SSAKE doesn’t use mate pair data, but Warren noted that the algorithm will primarily be used to characterize unknown genomes within metagenomics data sets via Blast searches and gene-prediction tools, rather than de novo assembly of individual genomes.
For pure de novo genome assembly using microreads, he noted, paired-end data will likely be necessary. “Until we have a better feel for sequence or base quality with these short reads, and the read length becomes a bit bigger, and we have some information to put these contigs in the context of the genome — pairing information — it’s not going to be trivial, and people will have a problem in assembling very contiguous sequences,” he said.
Despite advances in the field, “I haven’t seen yet a de novo assembly completely out of short reads,” De La Vega said. “I expect that’s because the data sets are just now being generated, and [the fact] that for short reads, mate pairs are necessary.”
However, he added, the availability of such an assembly may be only a few months away. “I’m confident that, based on the people I know and the data that’s been generated, that by the summer we’re going to start looking at some microbial genomes assembled de novo from short reads,” he said.

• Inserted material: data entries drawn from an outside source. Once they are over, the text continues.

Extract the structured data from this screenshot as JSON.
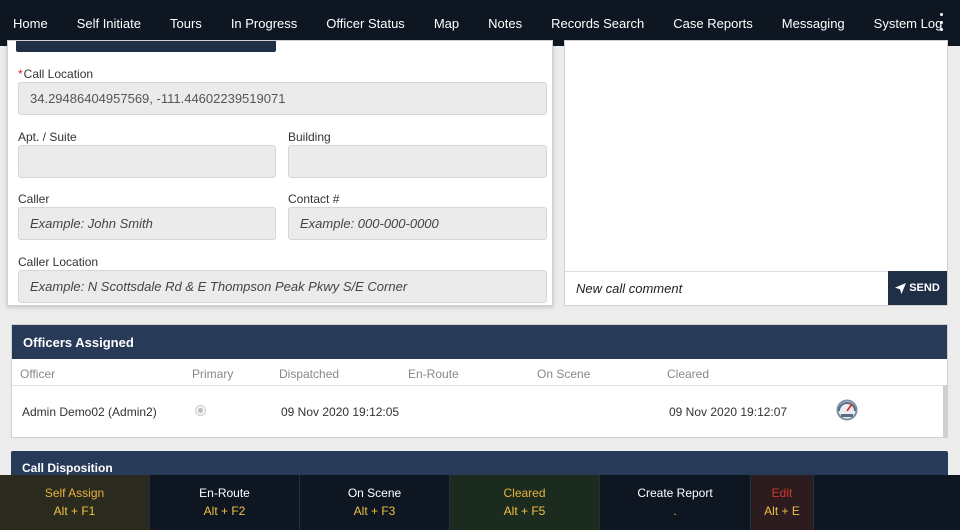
{
  "nav": {
    "items": [
      "Home",
      "Self Initiate",
      "Tours",
      "In Progress",
      "Officer Status",
      "Map",
      "Notes",
      "Records Search",
      "Case Reports",
      "Messaging",
      "System Log"
    ],
    "menu_icon": "kebab-menu-icon"
  },
  "form": {
    "call_location": {
      "required_mark": "*",
      "label": "Call Location",
      "value": "34.29486404957569, -111.44602239519071"
    },
    "apt_suite": {
      "label": "Apt. / Suite",
      "value": ""
    },
    "building": {
      "label": "Building",
      "value": ""
    },
    "caller": {
      "label": "Caller",
      "placeholder": "Example: John Smith"
    },
    "contact": {
      "label": "Contact #",
      "placeholder": "Example: 000-000-0000"
    },
    "caller_location": {
      "label": "Caller Location",
      "placeholder": "Example: N Scottsdale Rd & E Thompson Peak Pkwy S/E Corner"
    }
  },
  "comments": {
    "placeholder": "New call comment",
    "send_label": "SEND",
    "send_icon": "paper-plane-icon"
  },
  "officers": {
    "title": "Officers Assigned",
    "columns": [
      "Officer",
      "Primary",
      "Dispatched",
      "En-Route",
      "On Scene",
      "Cleared"
    ],
    "rows": [
      {
        "officer": "Admin Demo02 (Admin2)",
        "primary": false,
        "dispatched": "09 Nov 2020 19:12:05",
        "en_route": "",
        "on_scene": "",
        "cleared": "09 Nov 2020 19:12:07",
        "status_icon": "gauge-icon"
      }
    ]
  },
  "disposition": {
    "title": "Call Disposition"
  },
  "actions": [
    {
      "label": "Self Assign",
      "key": "Alt + F1"
    },
    {
      "label": "En-Route",
      "key": "Alt + F2"
    },
    {
      "label": "On Scene",
      "key": "Alt + F3"
    },
    {
      "label": "Cleared",
      "key": "Alt + F5"
    },
    {
      "label": "Create Report",
      "key": "."
    },
    {
      "label": "Edit",
      "key": "Alt + E"
    }
  ],
  "colors": {
    "nav_bg": "#0d1621",
    "panel_header": "#273a57",
    "required": "#dd2222",
    "self_assign_text": "#e8b23a",
    "cleared_text": "#e8b23a",
    "edit_label": "#d9342b",
    "key_highlight": "#f0c040"
  }
}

Skiena said even though the quality of the data from next-generation sequencers is “still a moving target,” he’s confident that de novo assembly is possible with microreads.
“Do I believe you can do de novo assembly of bacteria to an interesting state using reads of length 20? The answer is yes. Exactly what ‘interesting’ means is a separate question, but I am convinced that is doable,” he said.
“The question about higher organisms is maybe a little bit more open, but I still believe that if you work hard enough at the assembly and have high enough coverage, I think you could produce something interesting.”